Erste vor schwerer Auswärts-Aufgabe in Göttingen

Nach zwei souveränen 3:0-Erfolgen in Serie hat die VSG Ammerland wieder Kurs auf die Tabellenspitze aufgenommen. Doch am kommenden Samstag um 19 Uhr wartet beim ASC Göttingen ein ganz anderes Kaliber auf die Mannschaft von Torsten Busch. Die größte Herausforderung liegt diesmal jedoch nicht nur beim Gegner, sondern im eigenen Kader.

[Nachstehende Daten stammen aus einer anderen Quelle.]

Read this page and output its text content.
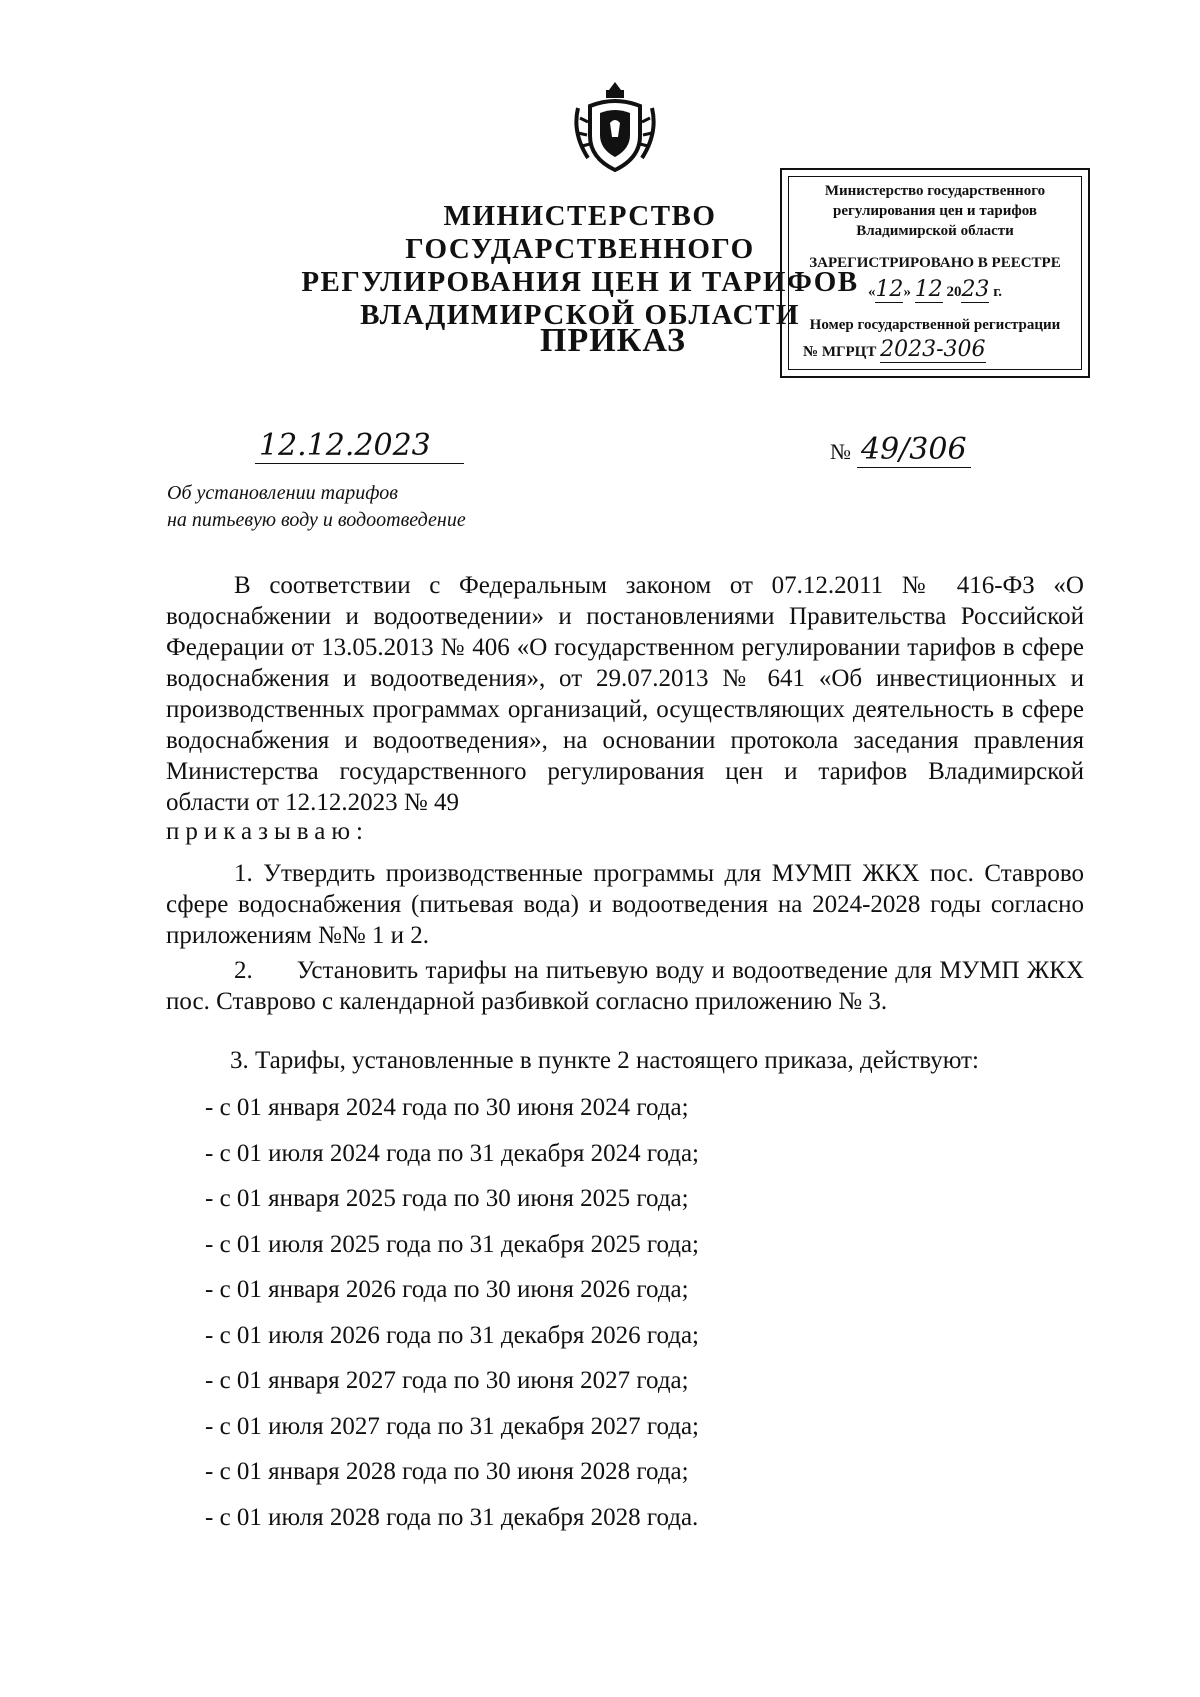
МИНИСТЕРСТВО ГОСУДАРСТВЕННОГО
РЕГУЛИРОВАНИЯ ЦЕН И ТАРИФОВ
ВЛАДИМИРСКОЙ ОБЛАСТИ
ПРИКАЗ
Министерство государственного
регулирования цен и тарифов
Владимирской области
ЗАРЕГИСТРИРОВАНО В РЕЕСТРЕ
«12» 12 2023 г.
Номер государственной регистрации
№ МГРЦТ 2023-306
12.12.2023	№ 49/306
Об установлении тарифов
на питьевую воду и водоотведение
В соответствии с Федеральным законом от 07.12.2011 № 416-ФЗ «О водоснабжении и водоотведении» и постановлениями Правительства Российской Федерации от 13.05.2013 № 406 «О государственном регулировании тарифов в сфере водоснабжения и водоотведения», от 29.07.2013 № 641 «Об инвестиционных и производственных программах организаций, осуществляющих деятельность в сфере водоснабжения и водоотведения», на основании протокола заседания правления Министерства государственного регулирования цен и тарифов Владимирской области от 12.12.2023 № 49
приказываю:
1. Утвердить производственные программы для МУМП ЖКХ пос. Ставрово сфере водоснабжения (питьевая вода) и водоотведения на 2024-2028 годы согласно приложениям №№ 1 и 2.
2.      Установить тарифы на питьевую воду и водоотведение для МУМП ЖКХ пос. Ставрово с календарной разбивкой согласно приложению № 3.
3. Тарифы, установленные в пункте 2 настоящего приказа, действуют:
- с 01 января 2024 года по 30 июня 2024 года;
- с 01 июля 2024 года по 31 декабря 2024 года;
- с 01 января 2025 года по 30 июня 2025 года;
- с 01 июля 2025 года по 31 декабря 2025 года;
- с 01 января 2026 года по 30 июня 2026 года;
- с 01 июля 2026 года по 31 декабря 2026 года;
- с 01 января 2027 года по 30 июня 2027 года;
- с 01 июля 2027 года по 31 декабря 2027 года;
- с 01 января 2028 года по 30 июня 2028 года;
- с 01 июля 2028 года по 31 декабря 2028 года.
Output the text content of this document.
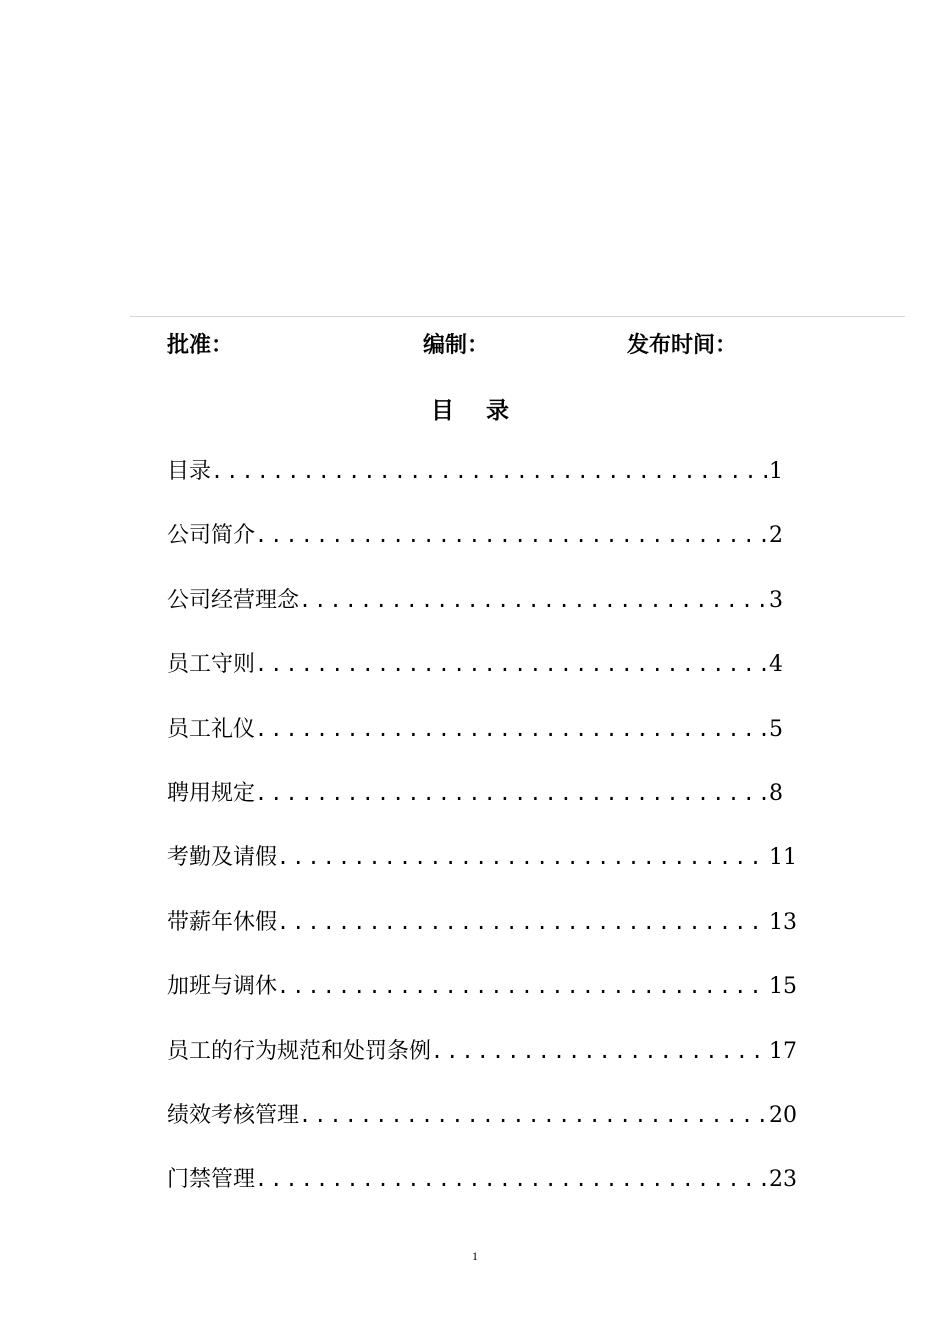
批准：	编制：	发布时间：
目 录
目录 .....	1
公司简介 .....	2
公司经营理念 .....	3
员工守则 .....	4
员工礼仪 .....	5
聘用规定 .....	8
考勤及请假 .....	11
带薪年休假 .....	13
加班与调休 .....	15
员工的行为规范和处罚条例 .....	17
绩效考核管理 .....	20
门禁管理 .....	23
1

Die Ausgangslage: Den Rhythmus gefunden

Die deutliche Pleite gegen die Vikings aus Vallstedt scheint verdaut. Mit zwei Pflichtsiegen gegen Bremen und Salzgitter hat die VSG bewiesen, dass die Formkurve wieder nach oben zeigt. Als aktueller Tabellendritter reisen die Ammerländer mit Selbstbewusstsein nach Göttingen, auch wenn Trainer Torsten Busch weiß, dass die Trauben dort deutlich höher hängen werden.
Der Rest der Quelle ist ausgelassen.